Eating sugar? No, Madam
In recent circulars, the CBSE has instructed affiliated institutions to display ‘Sugar Boards’ and ‘Oil Boards’ in cafeterias, lobbies and meeting rooms.
The CBSE seems peculiarly invested in the health of students, with focus on the "well-fed" and obese. In recent circulars, it has instructed the affiliated institutions to display 'Sugar Boards' and 'Oil Boards' in cafeterias, lobbies and meeting rooms. It has also directed that these advisories be printed on stationery and publications, ostensibly to serve as daily reminders in the fight against obesity. At first glance, the concern appears commendable.
But a closer look reveals curious chronological and methodological choices. The board claims to have based its directive on National Family Health Survey (NFHS) 2019-21 data and a 2021 forecast study from the Lancet Global Burden of Disease (GBD), published in 2025. The data is over three years old, effectively placing the evidence eight years behind the present. Constructing urgent educational policy on such a temporal foundation is, at best, ambitious and, at worst, performative.
Even more striking is the selective interpretation of data. The GBD report notes that in 2016, 15% of India's disease burden stemmed from child and maternal undernutrition combined with air pollution. The CBSE, however, overlooked this and focussed on obesity despite the report's observation that obesity typically emerges in the post-school age.
India continues to grapple with wasting, stunting and underweight children, yet the CBSE seems to imagine classrooms brimming with obese adolescents whose existential threat is the school canteen samosa.
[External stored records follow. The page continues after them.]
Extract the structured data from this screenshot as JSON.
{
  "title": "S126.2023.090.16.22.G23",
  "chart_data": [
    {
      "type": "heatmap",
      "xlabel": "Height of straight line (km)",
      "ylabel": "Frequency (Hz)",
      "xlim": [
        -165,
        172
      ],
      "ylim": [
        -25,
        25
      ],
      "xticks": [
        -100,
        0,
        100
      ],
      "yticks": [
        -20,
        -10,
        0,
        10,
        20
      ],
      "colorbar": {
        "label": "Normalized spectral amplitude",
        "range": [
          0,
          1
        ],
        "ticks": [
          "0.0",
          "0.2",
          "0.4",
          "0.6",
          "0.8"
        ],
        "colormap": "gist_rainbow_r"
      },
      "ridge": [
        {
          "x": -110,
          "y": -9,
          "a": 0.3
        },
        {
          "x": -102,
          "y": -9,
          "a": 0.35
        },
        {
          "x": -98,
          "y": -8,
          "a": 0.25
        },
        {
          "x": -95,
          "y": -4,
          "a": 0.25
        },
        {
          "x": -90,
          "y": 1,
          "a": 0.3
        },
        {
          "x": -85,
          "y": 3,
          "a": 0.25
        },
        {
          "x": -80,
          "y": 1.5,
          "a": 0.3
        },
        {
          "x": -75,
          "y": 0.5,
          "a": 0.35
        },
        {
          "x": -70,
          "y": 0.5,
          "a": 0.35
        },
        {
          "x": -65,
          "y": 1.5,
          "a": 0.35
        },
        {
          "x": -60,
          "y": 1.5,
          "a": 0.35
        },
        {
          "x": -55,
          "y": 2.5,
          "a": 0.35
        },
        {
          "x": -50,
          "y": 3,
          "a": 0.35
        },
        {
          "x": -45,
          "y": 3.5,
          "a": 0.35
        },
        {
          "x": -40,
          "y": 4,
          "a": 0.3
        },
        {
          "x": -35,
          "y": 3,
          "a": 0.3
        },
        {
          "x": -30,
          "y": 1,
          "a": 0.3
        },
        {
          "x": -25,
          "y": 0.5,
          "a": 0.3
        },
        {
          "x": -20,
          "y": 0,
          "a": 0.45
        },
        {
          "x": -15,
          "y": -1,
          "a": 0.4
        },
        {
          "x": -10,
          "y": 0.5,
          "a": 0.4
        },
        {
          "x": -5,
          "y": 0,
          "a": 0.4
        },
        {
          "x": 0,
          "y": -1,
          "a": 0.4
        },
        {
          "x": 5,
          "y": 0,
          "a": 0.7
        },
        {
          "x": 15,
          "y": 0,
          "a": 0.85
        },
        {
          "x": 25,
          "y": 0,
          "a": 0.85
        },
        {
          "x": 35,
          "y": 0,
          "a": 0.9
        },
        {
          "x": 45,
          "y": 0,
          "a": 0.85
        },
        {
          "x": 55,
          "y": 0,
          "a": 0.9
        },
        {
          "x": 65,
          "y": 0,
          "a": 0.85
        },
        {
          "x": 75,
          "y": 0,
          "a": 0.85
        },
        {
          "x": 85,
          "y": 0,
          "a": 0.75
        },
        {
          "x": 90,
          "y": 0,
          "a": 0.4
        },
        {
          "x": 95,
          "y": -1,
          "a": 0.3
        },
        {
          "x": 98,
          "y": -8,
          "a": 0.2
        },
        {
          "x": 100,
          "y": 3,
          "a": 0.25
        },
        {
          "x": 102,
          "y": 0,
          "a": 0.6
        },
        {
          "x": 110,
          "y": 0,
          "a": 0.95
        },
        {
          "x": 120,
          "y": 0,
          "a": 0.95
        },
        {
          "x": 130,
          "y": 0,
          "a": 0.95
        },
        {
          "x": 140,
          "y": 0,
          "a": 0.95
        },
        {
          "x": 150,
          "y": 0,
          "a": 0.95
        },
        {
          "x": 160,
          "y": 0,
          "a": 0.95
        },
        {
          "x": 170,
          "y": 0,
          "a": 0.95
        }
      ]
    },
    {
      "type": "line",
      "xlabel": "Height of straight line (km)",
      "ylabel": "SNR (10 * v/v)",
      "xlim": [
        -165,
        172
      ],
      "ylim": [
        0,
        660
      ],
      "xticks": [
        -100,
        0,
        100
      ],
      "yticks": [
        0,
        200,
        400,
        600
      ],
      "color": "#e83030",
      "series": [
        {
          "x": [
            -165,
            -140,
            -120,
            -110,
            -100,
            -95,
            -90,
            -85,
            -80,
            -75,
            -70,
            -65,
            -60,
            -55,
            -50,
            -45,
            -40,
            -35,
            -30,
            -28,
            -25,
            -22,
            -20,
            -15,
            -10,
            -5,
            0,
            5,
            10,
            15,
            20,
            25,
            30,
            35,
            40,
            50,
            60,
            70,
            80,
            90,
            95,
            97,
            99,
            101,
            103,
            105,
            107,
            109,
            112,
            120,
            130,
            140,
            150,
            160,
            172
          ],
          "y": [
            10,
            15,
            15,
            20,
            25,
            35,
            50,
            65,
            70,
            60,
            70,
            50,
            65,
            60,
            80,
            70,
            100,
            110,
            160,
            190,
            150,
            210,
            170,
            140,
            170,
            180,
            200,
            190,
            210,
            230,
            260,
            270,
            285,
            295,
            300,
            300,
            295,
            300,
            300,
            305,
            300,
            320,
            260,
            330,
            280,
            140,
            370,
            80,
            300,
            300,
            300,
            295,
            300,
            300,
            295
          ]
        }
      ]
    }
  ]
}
A hurried, or perhaps opportunistic, reading of NFHS-5 appears evident. Section 10.6, which discusses Nutritional Status in Adults, mentions that among women aged 15-49, 19% are underweight and 24% overweight.
However, thinness is far more common among younger women: 40 per cent of those aged 15-19, school-going age, are underweight, while obesity rises meaningfully only among women aged 40-49. Similarly, among men aged 15-19, a striking 41% are underweight, though, in the overall male population, 16% are underweight and 23% overweight.
In other words, the sugar and oil boards in schools are likely to mock rather than assist the children they are meant to protect.
Government records corroborate this misalignment. Responding to a question in the Rajya Sabha in March 2025, the government confirmed that, according to NFHS (2019-21), 35.5% of the children under five are stunted, 32% underweight and 19.3% wasted. Out of 13.75 crore children, only 7.49 crore are enrolled in anganwadis or tracked under the Poshan Tracker — an oversight in a nation where malnutrition is a critical concern.
Nearly all of the 10 most populous states have over 40% stunted and 20% underweight children. Yet the CBSE, with its 37,091 affiliated schools (a small fraction of the 15 lakh schools nationwide), directs attention toward the relatively minor phenomenon of school-age obesity.
Contrast this with the National Programme of Nutritional Support to Primary Education, PM-POSHAN. Beyond improving enrolment, the programme is premised on the recognition that many children lack access to adequate nutrition at home. It provides 450 calories and 12 grams of protein daily to students in classes I-V and 700 calories and 20 grams of protein to those in classes VI-VIII. In 2025, the Central government allocated Rs 12,500 crore, 60% of total funds, to this scheme, underscoring the efforts to address malnutrition.
And yet, the same nation now has a central education board obsessed with overconsumption and overnutrition. While India struggles with Severe Acute Malnutrition (SAM) and Moderate Acute Malnutrition (MAM), attempting to reduce wasting, stunting, anaemia and underweight prevalence, the CBSE's proposed intervention consists of the rather minimalist directive to cut down on sugar and oil.
This is a country that "celebrates" POSHAN Maah and Pakhwada (nutrition month and fortnight), and 'Tithi Bhojan' (special meals on festive days), yet fails to make nutrition universally accessible.
The CBSE's circular erases the reality that India ranks among the highest globally in child malnutrition. This policy overlooks the fact that for many kids, the struggle is absence rather than excess. For the CBSE, the problem no longer seems to be the empty plate in a government school, but the extra puri on a private school lunch tray.
Navneet Sharma is Assistant Professor at Central University of HP & Anamica is a Senior Research Fellow at IIT-Bombay.